During the investigation we’d had search and rescue experts talk about the currents and the places he could have washed up. It was irregular for a body not to resurface from a river. Out at sea, you would expect a body to disappear, but in a river, they tended to be found. That was why DCI Stevenson was assigned the case. It was only when they found Aiden’s coat that a kidnapping had been almost completely ruled out. There had been a flood and during that flood Aiden had wandered off, presumably towards the river. Not long after his disappearance they found his coat in the water. End of story. The thread of logic is all there, isn’t it?

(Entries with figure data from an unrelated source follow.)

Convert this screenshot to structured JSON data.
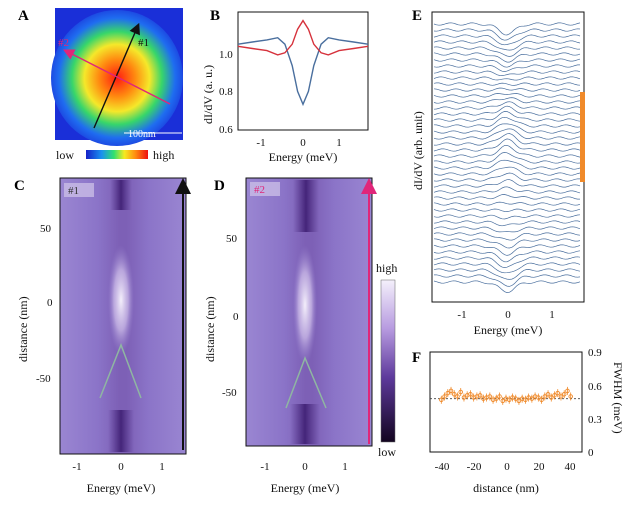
{
  "panels": {
    "A": {
      "label": "A",
      "line1_tag": "#1",
      "line2_tag": "#2",
      "scalebar": "100nm",
      "colorbar_low": "low",
      "colorbar_high": "high"
    },
    "B": {
      "label": "B",
      "ylabel": "dI/dV (a. u.)",
      "xlabel": "Energy (meV)",
      "yticks": [
        "1.0",
        "0.8",
        "0.6"
      ],
      "xticks": [
        "-1",
        "0",
        "1"
      ]
    },
    "C": {
      "label": "C",
      "tag": "#1",
      "ylabel": "distance (nm)",
      "xlabel": "Energy (meV)",
      "yticks": [
        "50",
        "0",
        "-50"
      ],
      "xticks": [
        "-1",
        "0",
        "1"
      ]
    },
    "D": {
      "label": "D",
      "tag": "#2",
      "ylabel": "distance (nm)",
      "xlabel": "Energy (meV)",
      "yticks": [
        "50",
        "0",
        "-50"
      ],
      "xticks": [
        "-1",
        "0",
        "1"
      ],
      "colorbar_high": "high",
      "colorbar_low": "low"
    },
    "E": {
      "label": "E",
      "ylabel": "dI/dV (arb. unit)",
      "xlabel": "Energy (meV)",
      "xticks": [
        "-1",
        "0",
        "1"
      ]
    },
    "F": {
      "label": "F",
      "ylabel": "FWHM (meV)",
      "xlabel": "distance (nm)",
      "xticks": [
        "-40",
        "-20",
        "0",
        "20",
        "40"
      ],
      "yticks": [
        "0.9",
        "0.6",
        "0.3",
        "0"
      ]
    }
  },
  "colors": {
    "blue_trace": "#4a6f9e",
    "red_trace": "#d6323c",
    "magenta": "#e0267a",
    "orange": "#f08a2a",
    "green_guide": "#8fb6a2"
  },
  "chart_data": [
    {
      "panel": "B",
      "type": "line",
      "xlabel": "Energy (meV)",
      "ylabel": "dI/dV (a. u.)",
      "xlim": [
        -1.8,
        1.8
      ],
      "ylim": [
        0.6,
        1.15
      ],
      "series": [
        {
          "name": "#1",
          "color": "#4a6f9e",
          "x": [
            -1.8,
            -1.4,
            -1.0,
            -0.7,
            -0.5,
            -0.3,
            -0.15,
            0,
            0.15,
            0.3,
            0.5,
            0.7,
            1.0,
            1.4,
            1.8
          ],
          "values": [
            1.0,
            1.01,
            1.02,
            1.03,
            1.0,
            0.9,
            0.78,
            0.72,
            0.78,
            0.9,
            1.0,
            1.03,
            1.02,
            1.01,
            1.0
          ]
        },
        {
          "name": "#2",
          "color": "#d6323c",
          "x": [
            -1.8,
            -1.4,
            -1.0,
            -0.7,
            -0.5,
            -0.3,
            -0.15,
            0,
            0.15,
            0.3,
            0.5,
            0.7,
            1.0,
            1.4,
            1.8
          ],
          "values": [
            0.99,
            0.98,
            0.97,
            0.95,
            0.96,
            1.0,
            1.07,
            1.11,
            1.07,
            1.0,
            0.96,
            0.95,
            0.97,
            0.98,
            0.99
          ]
        }
      ]
    },
    {
      "panel": "F",
      "type": "scatter",
      "xlabel": "distance (nm)",
      "ylabel": "FWHM (meV)",
      "xlim": [
        -47,
        47
      ],
      "ylim": [
        0,
        0.9
      ],
      "reference_line": 0.48,
      "x": [
        -40,
        -38,
        -36,
        -34,
        -32,
        -30,
        -28,
        -26,
        -24,
        -22,
        -20,
        -18,
        -16,
        -14,
        -12,
        -10,
        -8,
        -6,
        -4,
        -2,
        0,
        2,
        4,
        6,
        8,
        10,
        12,
        14,
        16,
        18,
        20,
        22,
        24,
        26,
        28,
        30,
        32,
        34,
        36,
        38,
        40
      ],
      "values": [
        0.47,
        0.5,
        0.53,
        0.55,
        0.52,
        0.5,
        0.54,
        0.49,
        0.51,
        0.52,
        0.49,
        0.5,
        0.51,
        0.48,
        0.49,
        0.5,
        0.47,
        0.48,
        0.5,
        0.46,
        0.48,
        0.47,
        0.49,
        0.48,
        0.46,
        0.48,
        0.47,
        0.49,
        0.48,
        0.5,
        0.49,
        0.47,
        0.5,
        0.52,
        0.49,
        0.51,
        0.53,
        0.5,
        0.52,
        0.55,
        0.5
      ]
    }
  ]
}
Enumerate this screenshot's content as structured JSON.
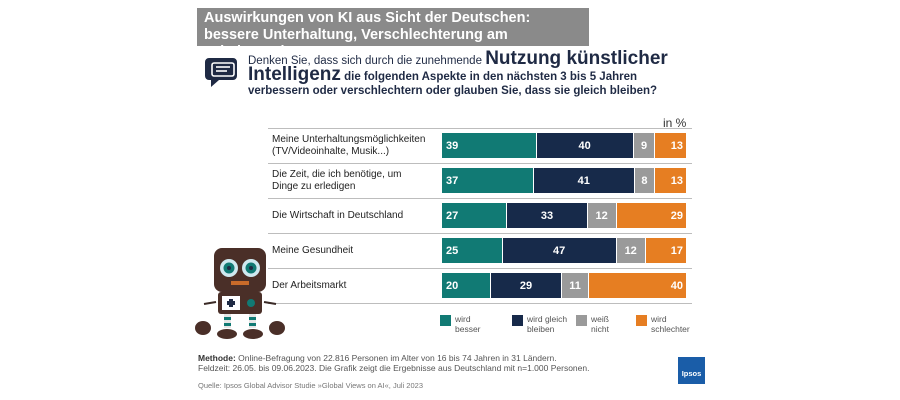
{
  "title": {
    "line1": "Auswirkungen von KI aus Sicht der Deutschen:",
    "line2": "bessere Unterhaltung, Verschlechterung am Arbeitsmarkt"
  },
  "question": {
    "part1": "Denken Sie, dass sich durch die zunehmende",
    "highlight1": "Nutzung künstlicher",
    "highlight2": "Intelligenz",
    "part2": "die folgenden Aspekte in den nächsten 3 bis 5 Jahren verbessern oder verschlechtern oder glauben Sie, dass sie gleich bleiben?"
  },
  "unit_label": "in %",
  "colors": {
    "besser": "#117a74",
    "gleich": "#172a4a",
    "weiss": "#9a9a9a",
    "schlechter": "#e67e22"
  },
  "chart_data": {
    "type": "bar",
    "orientation": "horizontal-stacked-100",
    "categories": [
      "Meine Unterhaltungsmöglichkeiten (TV/Videoinhalte, Musik...)",
      "Die Zeit, die ich benötige, um Dinge zu erledigen",
      "Die Wirtschaft in Deutschland",
      "Meine Gesundheit",
      "Der Arbeitsmarkt"
    ],
    "category_lines": [
      [
        "Meine Unterhaltungsmöglichkeiten",
        "(TV/Videoinhalte, Musik...)"
      ],
      [
        "Die Zeit, die ich benötige, um",
        "Dinge zu erledigen"
      ],
      [
        "Die Wirtschaft in Deutschland"
      ],
      [
        "Meine Gesundheit"
      ],
      [
        "Der Arbeitsmarkt"
      ]
    ],
    "series": [
      {
        "name": "wird besser",
        "values": [
          39,
          37,
          27,
          25,
          20
        ]
      },
      {
        "name": "wird gleich bleiben",
        "values": [
          40,
          41,
          33,
          47,
          29
        ]
      },
      {
        "name": "weiß nicht",
        "values": [
          9,
          8,
          12,
          12,
          11
        ]
      },
      {
        "name": "wird schlechter",
        "values": [
          13,
          13,
          29,
          17,
          40
        ]
      }
    ],
    "legend": [
      [
        "wird",
        "besser"
      ],
      [
        "wird gleich",
        "bleiben"
      ],
      [
        "weiß",
        "nicht"
      ],
      [
        "wird",
        "schlechter"
      ]
    ]
  },
  "methodology": {
    "label": "Methode:",
    "line1": "Online-Befragung von 22.816 Personen im Alter von 16 bis 74 Jahren in 31 Ländern.",
    "line2": "Feldzeit: 26.05. bis 09.06.2023. Die Grafik zeigt die Ergebnisse aus Deutschland mit n=1.000 Personen."
  },
  "source": "Quelle: Ipsos Global Advisor Studie »Global Views on AI«, Juli 2023",
  "logo_text": "Ipsos"
}
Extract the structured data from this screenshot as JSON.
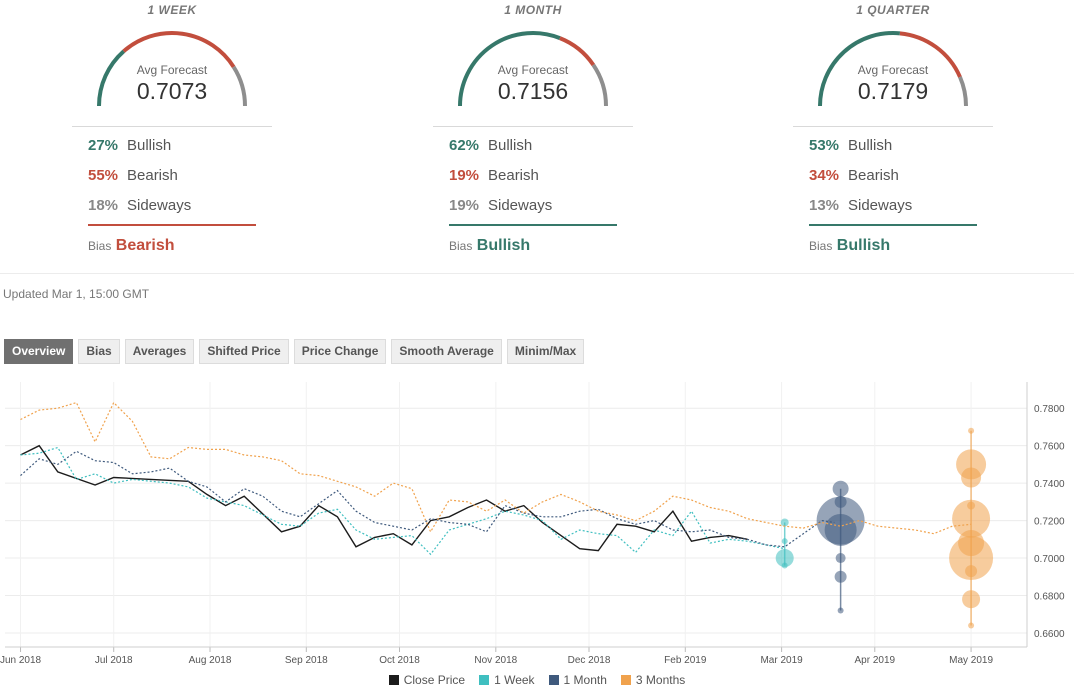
{
  "colors": {
    "bullish": "#36786a",
    "bearish": "#c24e3d",
    "sideways": "#8e8e8e",
    "close": "#1c1c1c",
    "week": "#3fbfc0",
    "month": "#3f5a7d",
    "quarter": "#f0a24d"
  },
  "gauges": [
    {
      "period": "1 WEEK",
      "label": "Avg Forecast",
      "value": "0.7073",
      "bullish_pct": "27%",
      "bullish_label": "Bullish",
      "bearish_pct": "55%",
      "bearish_label": "Bearish",
      "sideways_pct": "18%",
      "sideways_label": "Sideways",
      "bias_word": "Bias",
      "bias": "Bearish",
      "bullish": 27,
      "bearish": 55,
      "sideways": 18
    },
    {
      "period": "1 MONTH",
      "label": "Avg Forecast",
      "value": "0.7156",
      "bullish_pct": "62%",
      "bullish_label": "Bullish",
      "bearish_pct": "19%",
      "bearish_label": "Bearish",
      "sideways_pct": "19%",
      "sideways_label": "Sideways",
      "bias_word": "Bias",
      "bias": "Bullish",
      "bullish": 62,
      "bearish": 19,
      "sideways": 19
    },
    {
      "period": "1 QUARTER",
      "label": "Avg Forecast",
      "value": "0.7179",
      "bullish_pct": "53%",
      "bullish_label": "Bullish",
      "bearish_pct": "34%",
      "bearish_label": "Bearish",
      "sideways_pct": "13%",
      "sideways_label": "Sideways",
      "bias_word": "Bias",
      "bias": "Bullish",
      "bullish": 53,
      "bearish": 34,
      "sideways": 13
    }
  ],
  "updated": "Updated Mar 1, 15:00 GMT",
  "tabs": [
    "Overview",
    "Bias",
    "Averages",
    "Shifted Price",
    "Price Change",
    "Smooth Average",
    "Minim/Max"
  ],
  "active_tab": 0,
  "chart_data": {
    "type": "line",
    "x_ticks": [
      {
        "label": "Jun 2018",
        "x": 0
      },
      {
        "label": "Jul 2018",
        "x": 30
      },
      {
        "label": "Aug 2018",
        "x": 61
      },
      {
        "label": "Sep 2018",
        "x": 92
      },
      {
        "label": "Oct 2018",
        "x": 122
      },
      {
        "label": "Nov 2018",
        "x": 153
      },
      {
        "label": "Dec 2018",
        "x": 183
      },
      {
        "label": "Feb 2019",
        "x": 214
      },
      {
        "label": "Mar 2019",
        "x": 245
      },
      {
        "label": "Apr 2019",
        "x": 275
      },
      {
        "label": "May 2019",
        "x": 306
      }
    ],
    "xlim": [
      -5,
      324
    ],
    "ylim": [
      0.6525,
      0.794
    ],
    "y_ticks": [
      "0.6600",
      "0.6800",
      "0.7000",
      "0.7200",
      "0.7400",
      "0.7600",
      "0.7800"
    ],
    "y_tick_values": [
      0.66,
      0.68,
      0.7,
      0.72,
      0.74,
      0.76,
      0.78
    ],
    "series": [
      {
        "name": "Close Price",
        "key": "close",
        "dash": false,
        "points": [
          [
            0,
            0.755
          ],
          [
            6,
            0.76
          ],
          [
            12,
            0.746
          ],
          [
            24,
            0.739
          ],
          [
            30,
            0.743
          ],
          [
            42,
            0.742
          ],
          [
            54,
            0.741
          ],
          [
            60,
            0.734
          ],
          [
            66,
            0.728
          ],
          [
            72,
            0.733
          ],
          [
            84,
            0.714
          ],
          [
            90,
            0.717
          ],
          [
            96,
            0.728
          ],
          [
            102,
            0.722
          ],
          [
            108,
            0.706
          ],
          [
            114,
            0.711
          ],
          [
            120,
            0.713
          ],
          [
            126,
            0.707
          ],
          [
            132,
            0.72
          ],
          [
            138,
            0.722
          ],
          [
            144,
            0.727
          ],
          [
            150,
            0.731
          ],
          [
            156,
            0.725
          ],
          [
            162,
            0.728
          ],
          [
            168,
            0.719
          ],
          [
            174,
            0.712
          ],
          [
            180,
            0.705
          ],
          [
            186,
            0.704
          ],
          [
            192,
            0.718
          ],
          [
            198,
            0.717
          ],
          [
            204,
            0.714
          ],
          [
            210,
            0.725
          ],
          [
            216,
            0.709
          ],
          [
            222,
            0.711
          ],
          [
            228,
            0.712
          ],
          [
            234,
            0.71
          ]
        ]
      },
      {
        "name": "1 Week",
        "key": "week",
        "dash": true,
        "points": [
          [
            0,
            0.755
          ],
          [
            6,
            0.756
          ],
          [
            12,
            0.759
          ],
          [
            18,
            0.742
          ],
          [
            24,
            0.745
          ],
          [
            30,
            0.74
          ],
          [
            36,
            0.742
          ],
          [
            48,
            0.74
          ],
          [
            54,
            0.738
          ],
          [
            60,
            0.732
          ],
          [
            66,
            0.73
          ],
          [
            72,
            0.728
          ],
          [
            78,
            0.723
          ],
          [
            84,
            0.718
          ],
          [
            90,
            0.717
          ],
          [
            96,
            0.724
          ],
          [
            102,
            0.726
          ],
          [
            108,
            0.715
          ],
          [
            114,
            0.71
          ],
          [
            120,
            0.711
          ],
          [
            126,
            0.712
          ],
          [
            132,
            0.702
          ],
          [
            138,
            0.715
          ],
          [
            144,
            0.718
          ],
          [
            150,
            0.721
          ],
          [
            156,
            0.725
          ],
          [
            162,
            0.723
          ],
          [
            168,
            0.72
          ],
          [
            174,
            0.71
          ],
          [
            180,
            0.715
          ],
          [
            186,
            0.713
          ],
          [
            192,
            0.712
          ],
          [
            198,
            0.703
          ],
          [
            204,
            0.715
          ],
          [
            210,
            0.712
          ],
          [
            216,
            0.725
          ],
          [
            222,
            0.708
          ],
          [
            228,
            0.71
          ],
          [
            234,
            0.709
          ],
          [
            240,
            0.707
          ],
          [
            246,
            0.705
          ]
        ]
      },
      {
        "name": "1 Month",
        "key": "month",
        "dash": true,
        "points": [
          [
            0,
            0.744
          ],
          [
            6,
            0.753
          ],
          [
            12,
            0.75
          ],
          [
            18,
            0.757
          ],
          [
            24,
            0.752
          ],
          [
            30,
            0.751
          ],
          [
            36,
            0.745
          ],
          [
            42,
            0.746
          ],
          [
            48,
            0.748
          ],
          [
            54,
            0.741
          ],
          [
            60,
            0.738
          ],
          [
            66,
            0.73
          ],
          [
            72,
            0.737
          ],
          [
            78,
            0.733
          ],
          [
            84,
            0.725
          ],
          [
            90,
            0.722
          ],
          [
            96,
            0.729
          ],
          [
            102,
            0.736
          ],
          [
            108,
            0.725
          ],
          [
            114,
            0.719
          ],
          [
            120,
            0.717
          ],
          [
            126,
            0.715
          ],
          [
            132,
            0.721
          ],
          [
            138,
            0.719
          ],
          [
            144,
            0.718
          ],
          [
            150,
            0.714
          ],
          [
            156,
            0.728
          ],
          [
            162,
            0.724
          ],
          [
            168,
            0.722
          ],
          [
            174,
            0.722
          ],
          [
            180,
            0.725
          ],
          [
            186,
            0.726
          ],
          [
            192,
            0.721
          ],
          [
            198,
            0.718
          ],
          [
            204,
            0.72
          ],
          [
            210,
            0.715
          ],
          [
            216,
            0.714
          ],
          [
            222,
            0.715
          ],
          [
            228,
            0.711
          ],
          [
            234,
            0.71
          ],
          [
            240,
            0.707
          ],
          [
            246,
            0.706
          ],
          [
            252,
            0.713
          ],
          [
            258,
            0.72
          ],
          [
            262,
            0.719
          ]
        ]
      },
      {
        "name": "3 Months",
        "key": "quarter",
        "dash": true,
        "points": [
          [
            0,
            0.774
          ],
          [
            6,
            0.779
          ],
          [
            12,
            0.78
          ],
          [
            18,
            0.783
          ],
          [
            24,
            0.762
          ],
          [
            30,
            0.783
          ],
          [
            36,
            0.773
          ],
          [
            42,
            0.754
          ],
          [
            48,
            0.753
          ],
          [
            54,
            0.759
          ],
          [
            60,
            0.758
          ],
          [
            66,
            0.758
          ],
          [
            72,
            0.755
          ],
          [
            78,
            0.754
          ],
          [
            84,
            0.752
          ],
          [
            90,
            0.745
          ],
          [
            96,
            0.744
          ],
          [
            102,
            0.741
          ],
          [
            108,
            0.738
          ],
          [
            114,
            0.733
          ],
          [
            120,
            0.74
          ],
          [
            126,
            0.737
          ],
          [
            132,
            0.714
          ],
          [
            138,
            0.731
          ],
          [
            144,
            0.73
          ],
          [
            150,
            0.725
          ],
          [
            156,
            0.731
          ],
          [
            162,
            0.724
          ],
          [
            168,
            0.73
          ],
          [
            174,
            0.734
          ],
          [
            180,
            0.73
          ],
          [
            186,
            0.725
          ],
          [
            192,
            0.723
          ],
          [
            198,
            0.72
          ],
          [
            204,
            0.725
          ],
          [
            210,
            0.733
          ],
          [
            216,
            0.731
          ],
          [
            222,
            0.727
          ],
          [
            228,
            0.725
          ],
          [
            234,
            0.721
          ],
          [
            240,
            0.719
          ],
          [
            246,
            0.717
          ],
          [
            252,
            0.716
          ],
          [
            258,
            0.719
          ],
          [
            264,
            0.717
          ],
          [
            270,
            0.72
          ],
          [
            276,
            0.717
          ],
          [
            282,
            0.716
          ],
          [
            288,
            0.715
          ],
          [
            294,
            0.713
          ],
          [
            300,
            0.717
          ],
          [
            306,
            0.718
          ]
        ]
      }
    ],
    "forecast_bubbles": [
      {
        "key": "week",
        "x": 246,
        "bubbles": [
          [
            0.719,
            4
          ],
          [
            0.709,
            3
          ],
          [
            0.7,
            9
          ],
          [
            0.696,
            3
          ]
        ],
        "range": [
          0.696,
          0.719
        ]
      },
      {
        "key": "month",
        "x": 264,
        "bubbles": [
          [
            0.737,
            8
          ],
          [
            0.73,
            6
          ],
          [
            0.72,
            24
          ],
          [
            0.715,
            16
          ],
          [
            0.7,
            5
          ],
          [
            0.69,
            6
          ],
          [
            0.672,
            3
          ]
        ],
        "range": [
          0.672,
          0.737
        ]
      },
      {
        "key": "quarter",
        "x": 306,
        "bubbles": [
          [
            0.768,
            3
          ],
          [
            0.75,
            15
          ],
          [
            0.743,
            10
          ],
          [
            0.728,
            4
          ],
          [
            0.721,
            19
          ],
          [
            0.708,
            13
          ],
          [
            0.7,
            22
          ],
          [
            0.693,
            6
          ],
          [
            0.678,
            9
          ],
          [
            0.664,
            3
          ]
        ],
        "range": [
          0.664,
          0.768
        ]
      }
    ]
  },
  "legend": [
    {
      "key": "close",
      "label": "Close Price"
    },
    {
      "key": "week",
      "label": "1 Week"
    },
    {
      "key": "month",
      "label": "1 Month"
    },
    {
      "key": "quarter",
      "label": "3 Months"
    }
  ]
}
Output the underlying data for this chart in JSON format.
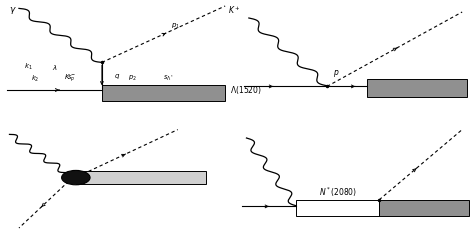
{
  "bg_color": "#ffffff",
  "gray_fill": "#909090",
  "light_gray_fill": "#d0d0d0",
  "dark_color": "#111111"
}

Except this time the thread of logic was obviously wrong, because that was my child sitting in a hospital bed wearing the same expression you see on children pulled out of a wrecked building after an earthquake, or rescued from a war-torn country. Which was why I knew my nightmares were likely to come back, and what they would be about.

With Jake by my side, I followed Dr Schaffer and DCI Stevenson into a small office. Dr Schaffer sat at a desk, I was offered a chair, and DCI Stevenson shut the door behind us. That disinfectant smell of the hospital had even seeped into this room, and the tiny window behind the desk was shut, trapping us in a heady miasma of sickness. Part of me almost opened my mouth to Dr Schaffer to open the window and let in some fresh air but I decided not to bother. It would only mean more faffing about and I was impatient to get on with things.